Undocumented ConferenceLast Thursday evening, Laura Emiko Soltis, a professor of human rights at Freedom University in Georgia, gave her keynote address to a full room at UC Riverside’s Center for Ideas and Society. Soltis kicked off the one day Challenging Borders symposium with an impassioned speech on social justice.

With a focus on the rights of undocumented people to have access to higher education, Soltis walked the engaged audience through the obstacles which would-be students in Georgia face in their day-to-day life.

The presentation highlighted the laws in Georgia (policies 4.1.6 and 4.3.4 respectively) which ban undocumented people from attending the top five state universities and from receiving in-state tuition rates.

Families in Georgia without legal status face three major hurdles in getting their children to college, one economical, one social and one informational. First, many undocumented families can not afford the steep price tag of the best colleges. Second, they are fearful for their family because of the common perception that applying to college or coming out as undocumented are the first steps to deportation.

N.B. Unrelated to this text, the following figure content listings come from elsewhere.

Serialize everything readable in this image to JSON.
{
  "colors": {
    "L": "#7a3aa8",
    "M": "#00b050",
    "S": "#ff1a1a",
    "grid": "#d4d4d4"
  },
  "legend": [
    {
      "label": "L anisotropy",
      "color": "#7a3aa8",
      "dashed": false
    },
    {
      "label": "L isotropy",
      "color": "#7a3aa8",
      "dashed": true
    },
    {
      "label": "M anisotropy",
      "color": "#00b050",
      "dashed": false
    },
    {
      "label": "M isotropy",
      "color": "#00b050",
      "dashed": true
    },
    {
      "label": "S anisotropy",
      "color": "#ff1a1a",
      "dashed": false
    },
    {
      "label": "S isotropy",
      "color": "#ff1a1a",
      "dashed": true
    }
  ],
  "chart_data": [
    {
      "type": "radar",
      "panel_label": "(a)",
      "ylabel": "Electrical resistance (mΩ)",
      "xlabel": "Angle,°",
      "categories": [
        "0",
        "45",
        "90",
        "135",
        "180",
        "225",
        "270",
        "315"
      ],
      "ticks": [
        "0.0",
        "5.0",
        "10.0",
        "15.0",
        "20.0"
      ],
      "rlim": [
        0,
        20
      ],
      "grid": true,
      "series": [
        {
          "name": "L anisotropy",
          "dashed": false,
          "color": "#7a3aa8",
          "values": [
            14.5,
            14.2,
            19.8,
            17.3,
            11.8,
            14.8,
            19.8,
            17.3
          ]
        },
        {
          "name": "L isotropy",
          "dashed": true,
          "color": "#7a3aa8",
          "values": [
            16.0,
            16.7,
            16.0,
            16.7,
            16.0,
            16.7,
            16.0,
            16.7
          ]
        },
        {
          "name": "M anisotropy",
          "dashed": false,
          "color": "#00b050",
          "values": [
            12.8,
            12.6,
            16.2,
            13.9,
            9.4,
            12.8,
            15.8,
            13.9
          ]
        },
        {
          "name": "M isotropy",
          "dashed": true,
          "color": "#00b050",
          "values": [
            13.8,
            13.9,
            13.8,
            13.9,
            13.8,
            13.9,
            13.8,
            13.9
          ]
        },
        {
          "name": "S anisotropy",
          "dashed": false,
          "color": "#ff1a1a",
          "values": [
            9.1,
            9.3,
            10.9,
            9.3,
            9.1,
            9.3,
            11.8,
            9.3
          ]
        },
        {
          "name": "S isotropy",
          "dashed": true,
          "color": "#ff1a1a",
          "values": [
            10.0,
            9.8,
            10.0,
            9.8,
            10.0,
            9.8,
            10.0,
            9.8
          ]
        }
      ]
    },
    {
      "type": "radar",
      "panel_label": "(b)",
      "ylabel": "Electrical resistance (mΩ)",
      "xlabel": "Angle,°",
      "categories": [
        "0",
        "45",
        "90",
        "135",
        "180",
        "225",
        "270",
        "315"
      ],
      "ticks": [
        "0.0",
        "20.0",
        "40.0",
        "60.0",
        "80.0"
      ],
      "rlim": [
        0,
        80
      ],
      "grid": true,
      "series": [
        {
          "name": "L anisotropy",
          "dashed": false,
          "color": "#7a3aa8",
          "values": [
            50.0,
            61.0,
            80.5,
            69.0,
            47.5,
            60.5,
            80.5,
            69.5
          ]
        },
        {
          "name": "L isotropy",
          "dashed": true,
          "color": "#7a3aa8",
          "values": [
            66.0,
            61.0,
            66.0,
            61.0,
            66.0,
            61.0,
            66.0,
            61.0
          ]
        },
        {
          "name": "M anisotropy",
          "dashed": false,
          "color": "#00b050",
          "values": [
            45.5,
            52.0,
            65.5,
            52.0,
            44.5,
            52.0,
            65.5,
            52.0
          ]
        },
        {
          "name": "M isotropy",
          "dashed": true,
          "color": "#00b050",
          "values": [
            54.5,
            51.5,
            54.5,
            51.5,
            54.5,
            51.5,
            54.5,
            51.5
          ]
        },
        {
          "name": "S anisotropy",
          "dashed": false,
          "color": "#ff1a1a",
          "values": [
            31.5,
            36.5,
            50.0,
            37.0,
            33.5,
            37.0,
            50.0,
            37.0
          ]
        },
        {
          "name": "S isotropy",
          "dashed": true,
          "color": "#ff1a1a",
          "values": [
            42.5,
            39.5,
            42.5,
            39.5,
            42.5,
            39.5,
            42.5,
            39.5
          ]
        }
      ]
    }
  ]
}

Therefore, students are often relegated to a less risky and less rewarding educational path.

Finally, many undocumented students do not know that they can or how to apply to college. Estefany Cortes, a political science and law and society and Spanish literature double major believes “The most significant obstacle that undocumented students are facing today to obtain an education is the lack of knowledge about applying to colleges. Like my parents, both of them only had an education to the seventh grade. When I was getting ready to apply both my parents and myself did not have any knowledge of the college process or where to apply. However, we learned because I was involved in the AVID program, which guided me through the college process.”

Cortes elaborated, “The most hurtful obstacle I had to overcome being undocumented was when my family was being discriminated against. I remember once an old lady told my dad to go back to Mexico and take his annoying dirty illegal family as well, I was only 7 when this happened.” Cortes was brought to the United States illegally when she was six, and has since faced an uphill climb to attend UC Riverside, attaining her citizenship three days before her 18th birthday.

In a state that prides itself on progressive policies, California may seem far removed from the issue of discrimination, yet Soltis warned that creating an underclass of working people who can not attain higher education is a form of discrimination akin to Jim Crow laws in the South. Freedom University seeks out undocumented students and involves them heavily in activism, debate and education.

Students from the university often travel across Georgia, engaging with debate teams at the very universities they are barred from entering.

Cortes concluded, “Why should students help undocumented students? It’s simple, because we are students who have to overcome different obstacles, but at the end we are here with one sole purpose: to obtain a higher education and a great future.”